How well the film works for individual viewers will be determined by the identification process, which will naturally be easier for those familiar with the world of high fashion or with other environments where creativity is exploited for profit.
Although "Perfume" was a scripted film there is considerable improvisation in the performances, with mixed results. For example, Harris and Mariel Hemingway do a photographer/model photo shoot where his improv is excellent and hers is somewhat lame. Although this initially seems like poor directing, on reflection it is more authentic than giving Hemingway carefully scripted lines and a smooth delivery.
"Perfume" is recommended for those who might identify with its setting or its themes. The production design, the editing, and the soundtrack are first class. But if you are annoyed rather than challenged by films with an elliptical storytelling technique and many characters you would do well to give this one a wide berth.
Then again, what do I know? I'm only a child."

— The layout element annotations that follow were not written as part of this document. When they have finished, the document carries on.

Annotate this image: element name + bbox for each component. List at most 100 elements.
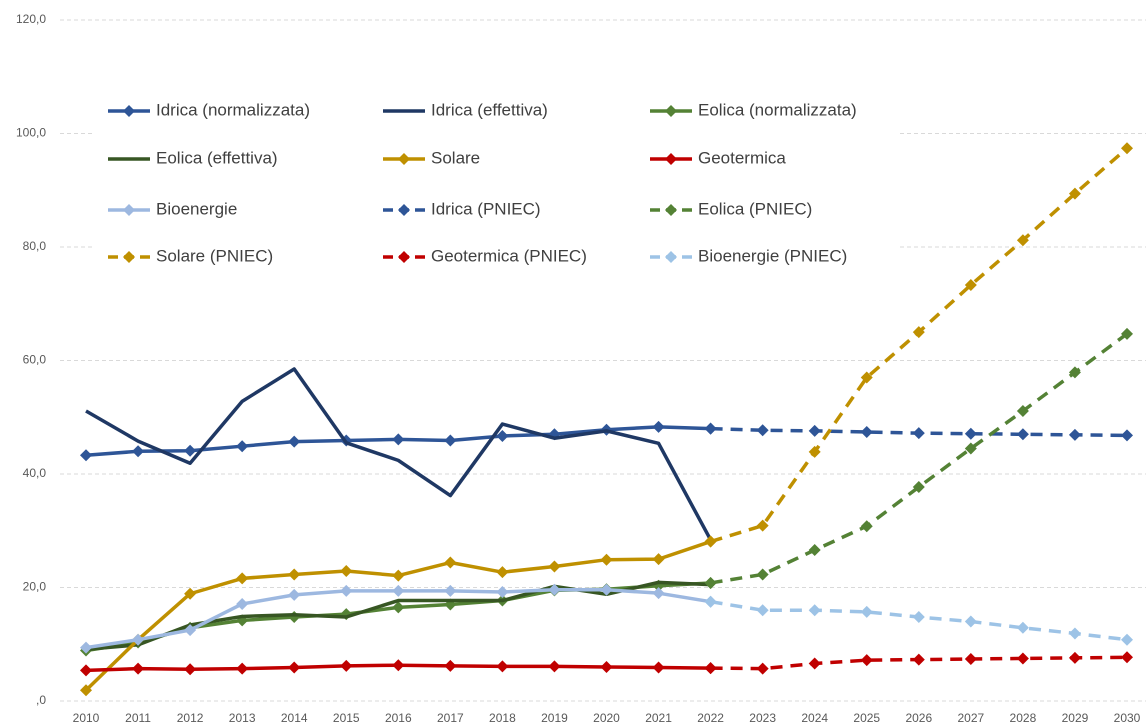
- data-point: [392, 584, 405, 597]
- data-point: [756, 604, 769, 617]
- legend-marker: [398, 251, 410, 263]
- data-point: [340, 659, 353, 672]
- data-point: [652, 553, 665, 566]
- data-point: [236, 440, 249, 453]
- data-point: [600, 553, 613, 566]
- data-point: [132, 662, 145, 675]
- data-point: [964, 442, 977, 455]
- y-tick-label: 120,0: [16, 12, 46, 26]
- data-point: [912, 326, 925, 339]
- data-point: [444, 556, 457, 569]
- data-point: [704, 535, 717, 548]
- legend-marker: [665, 204, 677, 216]
- legend-label: Geotermica: [698, 148, 786, 167]
- data-point: [80, 684, 92, 697]
- data-point: [652, 420, 665, 433]
- legend-marker: [398, 153, 410, 165]
- data-point: [496, 429, 509, 442]
- data-point: [912, 427, 925, 440]
- legend-background: [95, 88, 900, 278]
- x-tick-label: 2022: [697, 711, 724, 725]
- data-point: [340, 565, 353, 578]
- series-line: [85, 588, 711, 650]
- data-point: [1016, 621, 1029, 634]
- data-point: [860, 654, 873, 667]
- data-point: [704, 595, 717, 608]
- data-point: [704, 422, 717, 435]
- data-point: [288, 661, 301, 674]
- data-point: [1068, 428, 1081, 441]
- data-point: [392, 569, 405, 582]
- data-point: [860, 605, 873, 618]
- data-point: [808, 445, 821, 458]
- data-point: [236, 572, 249, 585]
- data-point: [860, 371, 873, 384]
- data-point: [1068, 651, 1081, 664]
- legend-marker: [665, 105, 677, 117]
- data-point: [1016, 652, 1029, 665]
- x-tick-label: 2028: [1010, 711, 1037, 725]
- legend-label: Bioenergie: [156, 199, 237, 218]
- legend-label: Idrica (PNIEC): [431, 199, 541, 218]
- legend-marker: [123, 105, 135, 117]
- legend-marker: [123, 251, 135, 263]
- data-point: [600, 583, 613, 596]
- x-tick-label: 2023: [749, 711, 776, 725]
- x-tick-label: 2011: [125, 711, 151, 725]
- data-point: [756, 519, 769, 532]
- data-point: [1016, 405, 1029, 418]
- x-tick-label: 2014: [281, 711, 308, 725]
- legend-label: Solare (PNIEC): [156, 246, 273, 265]
- data-point: [496, 586, 509, 599]
- data-point: [444, 434, 457, 447]
- legend-label: Eolica (normalizzata): [698, 100, 857, 119]
- data-point: [808, 604, 821, 617]
- data-point: [704, 576, 717, 589]
- legend-label: Bioenergie (PNIEC): [698, 246, 847, 265]
- data-point: [80, 664, 92, 677]
- data-point: [1121, 651, 1133, 664]
- data-point: [444, 584, 457, 597]
- x-tick-label: 2021: [645, 711, 672, 725]
- data-point: [808, 657, 821, 670]
- y-tick-label: 60,0: [23, 353, 47, 367]
- y-tick-label: 100,0: [16, 126, 46, 140]
- data-point: [1016, 234, 1029, 247]
- data-point: [548, 560, 561, 573]
- x-tick-label: 2015: [333, 711, 360, 725]
- x-tick-label: 2029: [1062, 711, 1089, 725]
- data-point: [652, 661, 665, 674]
- data-point: [860, 426, 873, 439]
- data-point: [808, 424, 821, 437]
- x-tick-label: 2024: [801, 711, 828, 725]
- legend-marker: [123, 204, 135, 216]
- data-point: [964, 615, 977, 628]
- data-point: [184, 587, 197, 600]
- x-tick-label: 2012: [177, 711, 204, 725]
- data-point: [756, 662, 769, 675]
- data-point: [392, 433, 405, 446]
- data-point: [80, 641, 92, 654]
- data-point: [964, 653, 977, 666]
- data-point: [288, 611, 301, 624]
- data-point: [808, 544, 821, 557]
- series-line: [710, 332, 1129, 585]
- data-point: [1068, 627, 1081, 640]
- data-point: [860, 520, 873, 533]
- x-tick-label: 2017: [437, 711, 464, 725]
- legend-marker: [665, 251, 677, 263]
- data-point: [1121, 429, 1133, 442]
- x-tick-label: 2013: [229, 711, 256, 725]
- x-tick-label: 2026: [905, 711, 932, 725]
- y-tick-label: 80,0: [23, 239, 47, 253]
- data-point: [288, 568, 301, 581]
- legend-label: Eolica (effettiva): [156, 148, 278, 167]
- data-point: [496, 566, 509, 579]
- legend-label: Geotermica (PNIEC): [431, 246, 587, 265]
- data-point: [1068, 187, 1081, 200]
- data-point: [756, 568, 769, 581]
- x-tick-label: 2018: [489, 711, 516, 725]
- data-point: [1121, 142, 1133, 155]
- data-point: [288, 435, 301, 448]
- data-point: [1121, 633, 1133, 646]
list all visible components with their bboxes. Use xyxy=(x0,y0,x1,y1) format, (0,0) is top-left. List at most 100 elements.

A Glimpse Behind the Scenes...
Audra Thomas | 05/15/2006
(5 out of 5 stars)
"... of the giddily-demented and lunatic world of high fashion along with its tandem industries, where all the egos come "super-sized". Always with personal dramas big enough to match, as everone is truly an "artiste"... of one type or another, and ALWAYS facing a career-altering and earth-shattering crisis of some kind, it's as if they're all living on some isolated island... cast-off from the real world, sucking-up all the abundant co-dependent and self-perpetuating "it's all about me" energy available just to remain alive, slowing sinking into their own self-importance; they are collectively their own eco/ego-system... but so many of us actually listen to what they have to say!!! Their pronouncements are biblical in proportion. I must admit that I watched this film three times, back-to-back, totally absorbed and fascinated.The many wonderful actors, obviously with specific real people in mind and drawing upon same, superbly paint their characterizations in broadly egocentric stokes, creating a rich glimpse into the closed, insular ghetto-ized world of high fashion, where everone is a STAR... or at least believes themself to be, and certainly behaves "as if ". BRAVO!!!"